Molto preziosa è tutta la parte che l’autrice dedica alla questione della lingua e a quanto sia costitutivo dell’identità mestiza l’avere una; che dia la possibilità di superare “la tradizione del silenzio”, ed inoltre l’opportunità di poter avere un volto da riconoscere allo specchio e un nome. Diventa centrale quindi la necessità di recuperare la propria storia e la cultura comune “le nostre psiche somigliano alle città di confine e sono popolate dallo stesso tipo di gente” (lotte interiori su territori esteriori).

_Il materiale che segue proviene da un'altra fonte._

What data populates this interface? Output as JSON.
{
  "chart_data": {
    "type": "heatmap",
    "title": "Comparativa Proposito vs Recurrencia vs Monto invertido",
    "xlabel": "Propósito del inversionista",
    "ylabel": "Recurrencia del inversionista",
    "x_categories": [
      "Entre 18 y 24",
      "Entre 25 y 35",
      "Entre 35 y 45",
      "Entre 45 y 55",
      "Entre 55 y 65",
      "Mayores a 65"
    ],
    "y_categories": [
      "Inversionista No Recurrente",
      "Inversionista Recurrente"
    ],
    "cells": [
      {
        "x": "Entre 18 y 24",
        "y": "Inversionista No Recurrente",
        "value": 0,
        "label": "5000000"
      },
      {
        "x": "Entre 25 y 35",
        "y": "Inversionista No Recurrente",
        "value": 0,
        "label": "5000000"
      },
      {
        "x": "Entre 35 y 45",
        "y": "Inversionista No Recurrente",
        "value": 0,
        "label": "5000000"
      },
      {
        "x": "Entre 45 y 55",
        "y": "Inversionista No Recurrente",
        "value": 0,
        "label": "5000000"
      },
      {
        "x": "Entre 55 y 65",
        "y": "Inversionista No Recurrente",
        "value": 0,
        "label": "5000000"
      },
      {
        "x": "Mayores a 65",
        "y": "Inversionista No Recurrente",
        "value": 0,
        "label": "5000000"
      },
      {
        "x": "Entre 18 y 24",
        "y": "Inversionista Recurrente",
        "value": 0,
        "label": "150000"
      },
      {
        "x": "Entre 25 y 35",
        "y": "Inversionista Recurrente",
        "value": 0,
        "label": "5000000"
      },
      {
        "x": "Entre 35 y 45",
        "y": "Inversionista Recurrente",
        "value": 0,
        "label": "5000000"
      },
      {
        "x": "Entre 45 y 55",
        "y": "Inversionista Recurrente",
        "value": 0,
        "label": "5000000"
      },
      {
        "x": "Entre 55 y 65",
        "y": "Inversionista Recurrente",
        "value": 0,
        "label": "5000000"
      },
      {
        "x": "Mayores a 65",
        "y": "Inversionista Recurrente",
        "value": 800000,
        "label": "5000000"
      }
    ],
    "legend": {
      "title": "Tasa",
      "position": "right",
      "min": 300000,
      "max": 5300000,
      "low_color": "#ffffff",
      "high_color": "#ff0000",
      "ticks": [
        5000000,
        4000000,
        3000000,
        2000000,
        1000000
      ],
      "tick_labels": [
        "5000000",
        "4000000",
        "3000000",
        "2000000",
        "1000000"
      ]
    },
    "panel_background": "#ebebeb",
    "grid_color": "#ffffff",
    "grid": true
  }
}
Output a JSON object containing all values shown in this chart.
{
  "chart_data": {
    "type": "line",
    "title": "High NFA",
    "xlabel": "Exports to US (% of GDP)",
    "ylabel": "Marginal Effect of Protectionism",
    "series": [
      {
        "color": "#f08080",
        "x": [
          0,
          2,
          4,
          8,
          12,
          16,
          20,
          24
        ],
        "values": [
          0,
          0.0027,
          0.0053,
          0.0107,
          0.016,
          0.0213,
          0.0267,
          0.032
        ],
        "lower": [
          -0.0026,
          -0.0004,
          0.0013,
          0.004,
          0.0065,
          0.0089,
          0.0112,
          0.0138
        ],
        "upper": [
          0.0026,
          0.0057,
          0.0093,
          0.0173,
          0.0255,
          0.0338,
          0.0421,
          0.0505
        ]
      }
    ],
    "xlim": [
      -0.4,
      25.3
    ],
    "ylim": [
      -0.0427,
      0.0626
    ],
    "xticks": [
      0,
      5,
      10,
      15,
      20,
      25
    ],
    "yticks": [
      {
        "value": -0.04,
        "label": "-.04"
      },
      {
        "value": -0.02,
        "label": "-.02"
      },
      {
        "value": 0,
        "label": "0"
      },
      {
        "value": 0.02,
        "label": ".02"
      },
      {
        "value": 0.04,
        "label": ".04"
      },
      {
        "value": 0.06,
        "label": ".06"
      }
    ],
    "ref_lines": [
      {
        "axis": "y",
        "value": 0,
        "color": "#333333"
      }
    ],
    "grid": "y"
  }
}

L’autrice sta parlando quindi anche della centralità dei modi di rappresentazione (narrativi, visuali, linguistici, sociali, estetici e anche artistici) nei rapporti egemonici tra cultura, identità e potere. Il possibile avvicinamento tra diversi può avvenire solo con il “riconoscimento della differenza e della negazione del diverso” e attraverso l’ammenda pubblica delle brutalità commesse (dalla cancellazione dell’esperienza e della storia del diverso all’aver trasferito il “negativo” sul diverso). I bianchi, secondo l’autrice, devono accettare il loro doppio, il diverso “Quando recupererai la tua ombra collettiva, la frattura intraculturale si risanerà"117.

E aggiunge:

116 Ivi, pag. 51. 117 Ivi, pag. 130.

Cerco un’assoluzione, uno sguardo che passi attraverso le invenzioni della supremazia bianca, un’immagine di noi stesse come veramente siamo e non rivestite della falsa personalità razziale che ci è stata data e che ci siamo date.[…] Cerco nuove immagini di identità, nuove opinioni su noi stesse, dove la nostra umanità e il nostro valore non siano più in discussione.118

Ed è questo uno degli aspetti più interessanti che animano la nostra ricerca, che lo studio di una realtà di confine diventi lo studio di identità nuove (le “nuove etnicità” di Hall), subalterne, multiple, diasporiche, e possa essere quindi l’occasione per un’analisi che investa le teorie e le pratiche delle rappresentazioni cinematografiche dall’alterità sul confine.